El enfoque por competencias es una metodología educativa y estratégica que prioriza el desarrollo de habilidades, conocimientos y actitudes (competencias) para que las personas puedan resolver problemas y actuar eficazmente en contextos reales y complejos, yendo más allá de la memorización teórica para centrarse en el “saber hacer” y la aplicación práctica, adaptándose a los desafíos del mundo actual y preparando para el mercado laboral.
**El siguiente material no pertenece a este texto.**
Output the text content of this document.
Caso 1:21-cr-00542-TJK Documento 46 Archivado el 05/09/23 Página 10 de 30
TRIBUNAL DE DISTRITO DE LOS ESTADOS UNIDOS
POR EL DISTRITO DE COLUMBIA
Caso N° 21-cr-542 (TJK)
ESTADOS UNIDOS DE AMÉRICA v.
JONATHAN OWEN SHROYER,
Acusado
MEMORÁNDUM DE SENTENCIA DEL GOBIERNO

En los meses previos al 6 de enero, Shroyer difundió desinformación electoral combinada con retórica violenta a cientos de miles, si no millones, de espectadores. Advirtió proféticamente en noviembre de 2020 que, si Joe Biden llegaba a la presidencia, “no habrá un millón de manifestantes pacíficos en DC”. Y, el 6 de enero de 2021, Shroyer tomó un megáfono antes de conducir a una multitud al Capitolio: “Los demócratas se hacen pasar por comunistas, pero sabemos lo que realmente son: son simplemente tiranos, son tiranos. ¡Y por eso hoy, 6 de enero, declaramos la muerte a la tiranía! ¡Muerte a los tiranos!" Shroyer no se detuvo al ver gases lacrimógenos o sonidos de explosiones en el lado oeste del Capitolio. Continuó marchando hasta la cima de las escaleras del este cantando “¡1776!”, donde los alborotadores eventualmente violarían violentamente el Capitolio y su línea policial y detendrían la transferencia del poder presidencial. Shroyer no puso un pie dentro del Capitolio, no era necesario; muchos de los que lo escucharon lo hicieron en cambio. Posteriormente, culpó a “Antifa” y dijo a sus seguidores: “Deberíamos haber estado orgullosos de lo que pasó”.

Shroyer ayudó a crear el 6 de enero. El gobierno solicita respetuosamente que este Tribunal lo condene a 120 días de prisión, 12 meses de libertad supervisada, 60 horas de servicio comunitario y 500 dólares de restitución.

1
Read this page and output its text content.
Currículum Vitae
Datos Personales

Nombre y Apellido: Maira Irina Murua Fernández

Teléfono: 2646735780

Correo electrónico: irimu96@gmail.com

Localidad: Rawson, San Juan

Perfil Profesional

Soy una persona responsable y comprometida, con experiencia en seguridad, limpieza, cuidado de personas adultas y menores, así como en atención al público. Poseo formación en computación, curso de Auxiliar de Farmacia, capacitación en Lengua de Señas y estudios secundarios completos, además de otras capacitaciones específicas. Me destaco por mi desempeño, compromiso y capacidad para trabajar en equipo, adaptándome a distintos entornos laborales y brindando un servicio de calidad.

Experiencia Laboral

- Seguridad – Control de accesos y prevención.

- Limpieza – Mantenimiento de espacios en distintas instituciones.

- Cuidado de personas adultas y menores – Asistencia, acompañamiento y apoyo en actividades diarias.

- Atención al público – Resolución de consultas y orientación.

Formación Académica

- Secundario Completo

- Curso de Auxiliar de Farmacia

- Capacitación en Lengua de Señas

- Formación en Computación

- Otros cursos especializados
Se basa en movilizar recursos (capacidades) de forma articulada para enfrentar situaciones, fomentando el pensamiento crítico, la creatividad y el aprendizaje continuo.
Principios clave
- Aplicación Práctica: Se enfoca en aplicar lo aprendido en situaciones concretas, no solo conocer la teoría.
- Movilización de recursos: Combina conocimientos, habilidades y actitudes para actuar (saber, saber hacer, saber ser).
- Pensaamiento Crítico: Fomenta la reflexión, la evaluación de opciones y la toma de decisiones.
- Adaptabilidad: Prepara para el aprendizaje continuo y los cambios constantes.
- Relevancia: Conecta el aprendizaje con las demandas del mundo laboral y la vida.
En educación
- Rol del estudiante: Es un agente activo que construye su aprendizaje al enfrentar retos y resolver problemas.
- Rol del docente: Actúa como guía, diseñando situaciones problemáticas que permitan desarrollar estas capacidades.
- Evaluación: Se centra en el nivel de logro de la competencia, no solo en la acumulación de datos, valorando la articulación de capacidades.
En el ámbito laboral (Gestión por Competencias)
- Objetivo: Alinear las habilidades de los empleados con las metas de la empresa.
- Beneficio: Optimiza la productividad y el crecimiento, buscando empleados versátiles y capaces de resolver problemas.